A father and son who allegedly fled war four decades ago to live deep in Vietnam's forests have been coaxed from their hideout, state media reports say.
Local television footage showed Ho Van Thanh, 82, and his son, Ho Van Lang, 42, emerge bedraggled from the remote mountainous region on Thursday in an emaciated condition, wearing loincloths made from tree bark.
Media reports said former guerrilla Thanh ran away with his then 2-year-old son Lang from a communist village in central Quang Ngai province in a grief-stricken state after the death of his mother and two of his other children in a US bombing in 1972.
Television footage showed authorities apparently taking the pair against their will from their forest home several hours' walk from his home village, with the frail old man carried in a hammock by local people while the son was pictured with restraints around his hands.
The pair were found "staying in a hut about 5m from the ground and both men were dressed only in loincloths made of tree bark," Tuoi Tre newspaper said, adding they were found with several handmade tools.
The pair can speak only a very little of their ethnic Kor language.
The men were first brought back home by a younger son in 2004, Dan Tri online newspaper said quoting local authorities, but they could not adapt to living in the village and returned to their forest home.
The pair "preferred their independent life to that of the traditional Vietnamese family", the report said.

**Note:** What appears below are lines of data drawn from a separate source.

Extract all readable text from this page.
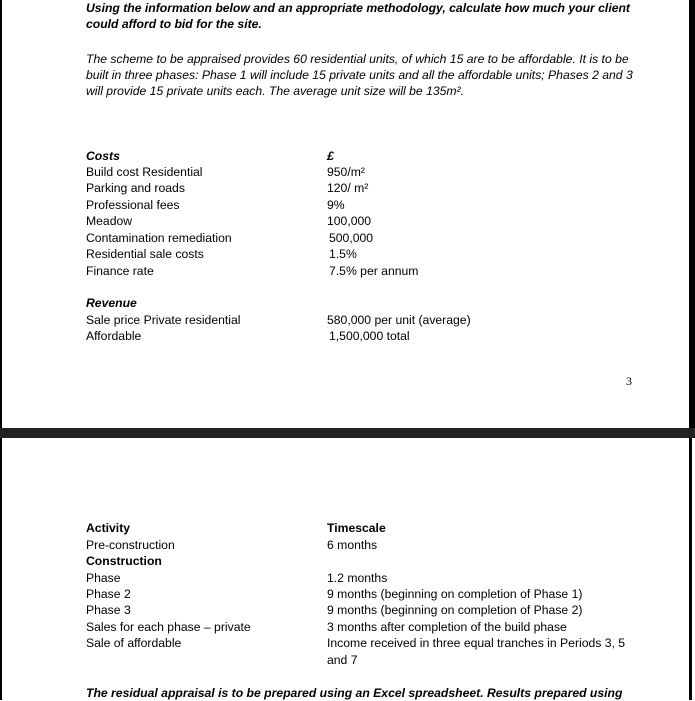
Using the information below and an appropriate methodology, calculate how much your client
could afford to bid for the site.
The scheme to be appraised provides 60 residential units, of which 15 are to be affordable. It is to be
built in three phases: Phase 1 will include 15 private units and all the affordable units; Phases 2 and 3
will provide 15 private units each. The average unit size will be 135m².
Costs	£
Build cost Residential	950/m²
Parking and roads	120/ m²
Professional fees	9%
Meadow	100,000
Contamination remediation	500,000
Residential sale costs	1.5%
Finance rate	7.5% per annum
Revenue
Sale price Private residential	580,000 per unit (average)
Affordable	1,500,000 total
3
Activity	Timescale
Pre-construction	6 months
Construction
Phase	1.2 months
Phase 2	9 months (beginning on completion of Phase 1)
Phase 3	9 months (beginning on completion of Phase 2)
Sales for each phase – private	3 months after completion of the build phase
Sale of affordable	Income received in three equal tranches in Periods 3, 5
and 7
The residual appraisal is to be prepared using an Excel spreadsheet. Results prepared using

The younger son visited them once every year, providing some necessities. But they were recently spotted by local residents and reported to the authorities who drew them from the forest, Tuoi Tre newspaper added. The men were reported to have survived on fruit and corn they had cultivated.
Lang reportedly "chewed betel and smoked continuously, glancing at everybody around him with a dull look", according to the Tuoi Tre report. The father is under medical treatment for exhaustion.